How to Comparison Shop
Yes, you could shop by best mortgage interest rate, but shopping by rate/price combo may be your best bet. Here’s why:
Mortgage interest rates are generally quoted in 1/8 percent increments, and so there are a finite number offered. The price for that interest rate, however, is quoted down to the thousandths of a percent, and can be anything along that range. It is much easier to pick a target rate and then shop for the price. Once you’ve selected a lender, you can still ask for other interest rate options. Let’s walk through this.
- Interview multiple loan officers (from banks, mortgage lenders, mortgage brokers or all three). Ask each officer how many loans he or she personally handles each month. Too many and you may not get personal attention, too few and you may be working with a rookie. And If you have any particular challenges — credit, self-employment or citizenship status, for instance — ask each officer how much experience he or she has working with clients in similar situations.

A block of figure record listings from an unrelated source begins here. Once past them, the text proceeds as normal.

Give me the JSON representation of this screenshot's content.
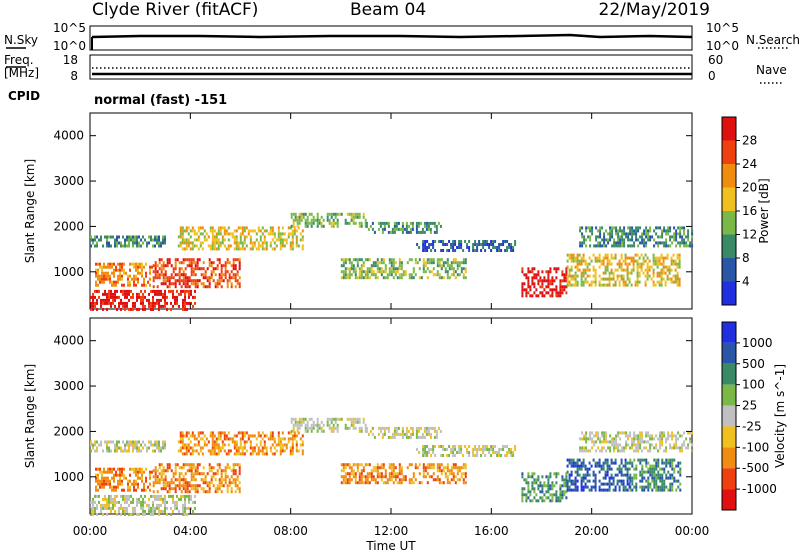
{
  "header": {
    "station": "Clyde River (fitACF)",
    "beam": "Beam 04",
    "date": "22/May/2019"
  },
  "strip_labels": {
    "nsky": "N.Sky",
    "nsky_top": "10^5",
    "nsky_bottom": "10^0",
    "nsearch": "N.Search",
    "nsearch_top": "10^5",
    "nsearch_bottom": "10^0",
    "freq": "Freq.",
    "freq_unit": "[MHz]",
    "freq_top": "18",
    "freq_bottom": "8",
    "nave": "Nave",
    "nave_top": "60",
    "nave_bottom": "0",
    "cpid": "CPID",
    "cpid_text": "normal (fast) -151"
  },
  "chart_data": [
    {
      "type": "heatmap",
      "title": "Power",
      "xlabel": "Time UT",
      "ylabel": "Slant Range [km]",
      "x_ticks": [
        "00:00",
        "04:00",
        "08:00",
        "12:00",
        "16:00",
        "20:00",
        "00:00"
      ],
      "x_hours": [
        0,
        4,
        8,
        12,
        16,
        20,
        24
      ],
      "y_ticks": [
        1000,
        2000,
        3000,
        4000
      ],
      "ylim": [
        180,
        4500
      ],
      "colorbar": {
        "label": "Power [dB]",
        "ticks": [
          "4",
          "8",
          "12",
          "16",
          "20",
          "24",
          "28"
        ],
        "colors": [
          "#2030e0",
          "#2a56a8",
          "#3a8a68",
          "#7ab848",
          "#f0c020",
          "#f08c10",
          "#f04010",
          "#e01010"
        ]
      },
      "regions": [
        {
          "t0": 0.0,
          "t1": 4.2,
          "r0": 200,
          "r1": 600,
          "level": 7
        },
        {
          "t0": 0.2,
          "t1": 2.5,
          "r0": 700,
          "r1": 1200,
          "level": 5
        },
        {
          "t0": 0.0,
          "t1": 3.0,
          "r0": 1600,
          "r1": 1800,
          "level": 2
        },
        {
          "t0": 2.5,
          "t1": 6.0,
          "r0": 700,
          "r1": 1300,
          "level": 6
        },
        {
          "t0": 3.5,
          "t1": 8.5,
          "r0": 1500,
          "r1": 2000,
          "level": 4
        },
        {
          "t0": 8.0,
          "t1": 11.0,
          "r0": 2000,
          "r1": 2300,
          "level": 3
        },
        {
          "t0": 11.0,
          "t1": 14.0,
          "r0": 1900,
          "r1": 2100,
          "level": 2
        },
        {
          "t0": 10.0,
          "t1": 15.0,
          "r0": 900,
          "r1": 1300,
          "level": 3
        },
        {
          "t0": 13.0,
          "t1": 17.0,
          "r0": 1500,
          "r1": 1700,
          "level": 1
        },
        {
          "t0": 17.2,
          "t1": 19.0,
          "r0": 500,
          "r1": 1100,
          "level": 7
        },
        {
          "t0": 19.0,
          "t1": 23.5,
          "r0": 700,
          "r1": 1400,
          "level": 4
        },
        {
          "t0": 19.5,
          "t1": 24.0,
          "r0": 1600,
          "r1": 2000,
          "level": 2
        }
      ]
    },
    {
      "type": "heatmap",
      "title": "Velocity",
      "xlabel": "Time UT",
      "ylabel": "Slant Range [km]",
      "x_ticks": [
        "00:00",
        "04:00",
        "08:00",
        "12:00",
        "16:00",
        "20:00",
        "00:00"
      ],
      "x_hours": [
        0,
        4,
        8,
        12,
        16,
        20,
        24
      ],
      "y_ticks": [
        1000,
        2000,
        3000,
        4000
      ],
      "ylim": [
        180,
        4500
      ],
      "colorbar": {
        "label": "Velocity [m s^-1]",
        "ticks": [
          "1000",
          "500",
          "100",
          "25",
          "-25",
          "-100",
          "-500",
          "-1000"
        ],
        "colors": [
          "#2030e0",
          "#2a56a8",
          "#3a8a68",
          "#7ab848",
          "#c0c0c0",
          "#f0c020",
          "#f08c10",
          "#f04010",
          "#e01010"
        ]
      },
      "regions": [
        {
          "t0": 0.0,
          "t1": 4.2,
          "r0": 200,
          "r1": 600,
          "level": 4
        },
        {
          "t0": 0.2,
          "t1": 2.5,
          "r0": 700,
          "r1": 1200,
          "level": 6
        },
        {
          "t0": 0.0,
          "t1": 3.0,
          "r0": 1600,
          "r1": 1800,
          "level": 4
        },
        {
          "t0": 2.5,
          "t1": 6.0,
          "r0": 700,
          "r1": 1300,
          "level": 6
        },
        {
          "t0": 3.5,
          "t1": 8.5,
          "r0": 1500,
          "r1": 2000,
          "level": 6
        },
        {
          "t0": 8.0,
          "t1": 11.0,
          "r0": 2000,
          "r1": 2300,
          "level": 4
        },
        {
          "t0": 11.0,
          "t1": 14.0,
          "r0": 1900,
          "r1": 2100,
          "level": 4
        },
        {
          "t0": 10.0,
          "t1": 15.0,
          "r0": 900,
          "r1": 1300,
          "level": 6
        },
        {
          "t0": 13.0,
          "t1": 17.0,
          "r0": 1500,
          "r1": 1700,
          "level": 4
        },
        {
          "t0": 17.2,
          "t1": 19.0,
          "r0": 500,
          "r1": 1100,
          "level": 2
        },
        {
          "t0": 19.0,
          "t1": 21.5,
          "r0": 700,
          "r1": 1400,
          "level": 1
        },
        {
          "t0": 21.5,
          "t1": 23.5,
          "r0": 700,
          "r1": 1400,
          "level": 2
        },
        {
          "t0": 19.5,
          "t1": 24.0,
          "r0": 1600,
          "r1": 2000,
          "level": 4
        }
      ]
    }
  ]
}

- Choose three loan officers you like.
- Do a little research online to pinpoint a realistic interest rate.
- Ask loan officers to give you price quotes at that rate on the same day at the same time. This is important, because rates change daily, and often many times in a day. Specify a lock period (30 or 45 days.)
- Ask each officer to send you a fee worksheet with all of his or her related fees. Only the lender fees matter, because the lender typically has little control over title, escrow, recording and other fees.
Each lender will come back with a quote at that interest rate with a cost or credit for the interest rate you like. The cost will be expressed as a percentage of the loan amount (0.25 or 1/4 point) or in dollars.
What You Do with All This Information
You have three quotes for the same loan amount and interest rate (and thus the same monthly payment). Now you want to zero in on the total upfront cost for each lender and compare fees: appraisal, underwriting, processing and administration. Because lenders get their money from the same sources, the quotes should be fairly close. If one is seriously off, something is probably wrong. Do the exercise again.
And keep in mind: The cheapest quote may not always be the best choice. If one loan officer came highly recommended by a trusted source, or dazzles you with his or her clear, meaningful advice tailored to your circumstances and concerns, you will have a much better experience with that lender. A little extra cost is probably worth it.
Finally, the quotes don’t actually matter until you lock your rate. Unless you are ready to lock at the time of the quotes, rates will change before you lock in your interest rate and price. You can remind your loan officer that you intend to compare rates again when you go to lock, but the point of this exercise is to choose a competent, ethical, professional (i.e. hella good) mortgage advisor who offers a competitive rate and price.